Paul Nicholls’ girlfriend, Georgie Browne, couldn’t manage a dream finish to her stint as Ladies’ Day Ambassador for Cheltenham. She rides Master Minded out every day at home; he’s lost his champion chaser crown, so how about a tour of the charity race circuit next year? If I were you, Georgie, I’d get Clive Smith and Paul Nicholls to sign on the dotted line tomorrow 10min after Kauto’s won the Gold Cup for them.
AP McCoy looked very sore when limping off the track after falling with Song Of Songs in the fifth race. But even if he’d broken a leg he’d be walking on it — it would take amputation to stop him riding Denman tomorrow in the Gold Cup. Championship racing though it has been, this whole week has felt like a cheerleaders’ routine for the big one. Kauto, Denman — everybody’s got a view. People are arguing passionately in bars, scarves and badges proclaim allegiance, and only their trainer, Paul Nicholls, won’t declare his partiality.

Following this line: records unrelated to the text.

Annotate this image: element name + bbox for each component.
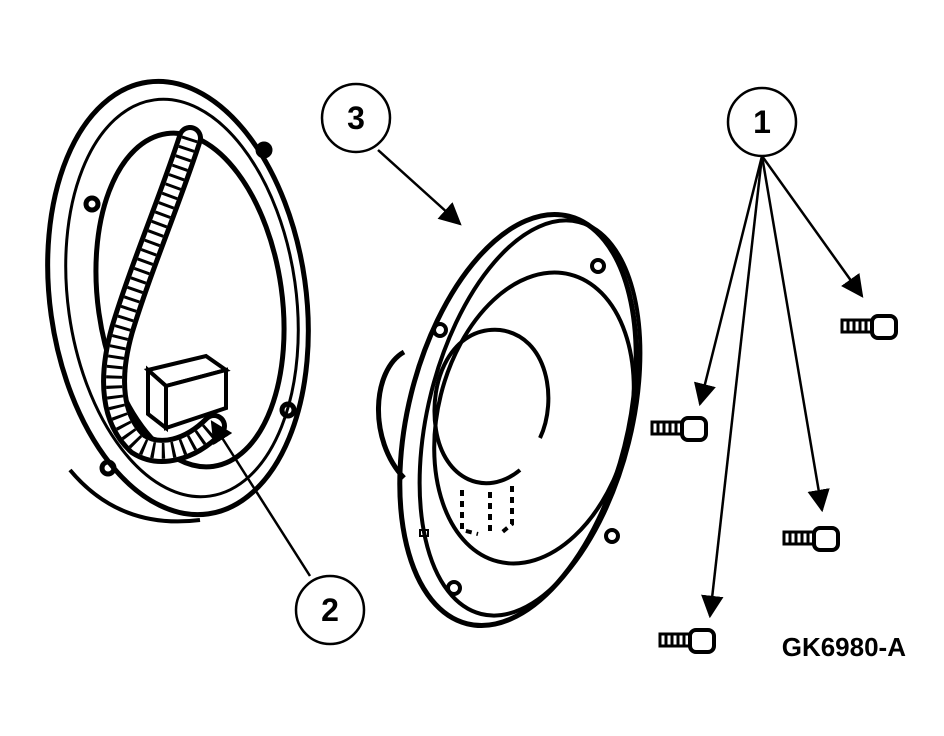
- bracket-edge: [68, 468, 201, 524]
- bracket-hole: [279, 401, 297, 419]
- callout-3: 3: [320, 82, 392, 154]
- speaker-tab: [419, 529, 429, 537]
- bracket-outer-rim: [45, 78, 311, 518]
- leader-lines: [210, 149, 864, 619]
- screw: [650, 416, 708, 442]
- speaker-terminals: [460, 486, 514, 536]
- leader-line-3: [377, 149, 462, 226]
- figure-id-label: GK6980-A: [782, 632, 906, 662]
- callout-2: 2: [294, 574, 366, 646]
- bracket-middle-rim: [64, 97, 300, 499]
- speaker-cone: [432, 327, 551, 486]
- callout-2-number: 2: [321, 592, 339, 628]
- leader-line-1d: [701, 155, 764, 619]
- callout-3-number: 3: [347, 100, 365, 136]
- screw: [782, 526, 840, 552]
- leader-line-2: [210, 420, 312, 577]
- speaker-hole: [604, 528, 620, 544]
- wiring-harness: [101, 125, 227, 464]
- callout-1-number: 1: [753, 104, 771, 140]
- speaker-hole: [446, 580, 462, 596]
- leader-line-1a: [760, 155, 864, 298]
- speaker-frame-front: [417, 218, 643, 618]
- screw: [840, 314, 898, 340]
- bracket-hole: [83, 195, 101, 213]
- leader-line-1c: [760, 155, 830, 513]
- screw: [658, 628, 716, 654]
- speaker-magnet: [376, 349, 406, 480]
- leader-line-1b: [693, 155, 764, 407]
- bracket-inner-opening: [93, 130, 287, 470]
- callout-1: 1: [726, 86, 798, 158]
- speaker-screws: [650, 314, 898, 654]
- bracket-hole: [255, 141, 273, 159]
- bracket-hole: [99, 459, 117, 477]
- speaker-gasket: [432, 270, 636, 566]
- speaker-hole: [432, 322, 448, 338]
- electrical-connector: [143, 353, 231, 433]
- speaker-frame-back: [397, 212, 639, 628]
- speaker-opening-bracket: [45, 78, 311, 524]
- speaker: [376, 212, 643, 628]
- speaker-hole: [590, 258, 606, 274]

Denman may have slightly taken the glitter off the contest by falling at Newbury last month, but he represents the deep core of jump racing — the traditionally-bred staying chaser, owned (at least, half of him is) by a farmer from the heart of good hunting country in Somerset. I think the French-bred, versatile, flamboyant Kauto Star will win, but Denman will have a lot of fans here tomorrow. The Gold Cup score between the pair is one apiece; this is the decider. Racing fans can want nothing more than for the two of them to come to the last together and battle it out up the hill to the line. May the best horse win.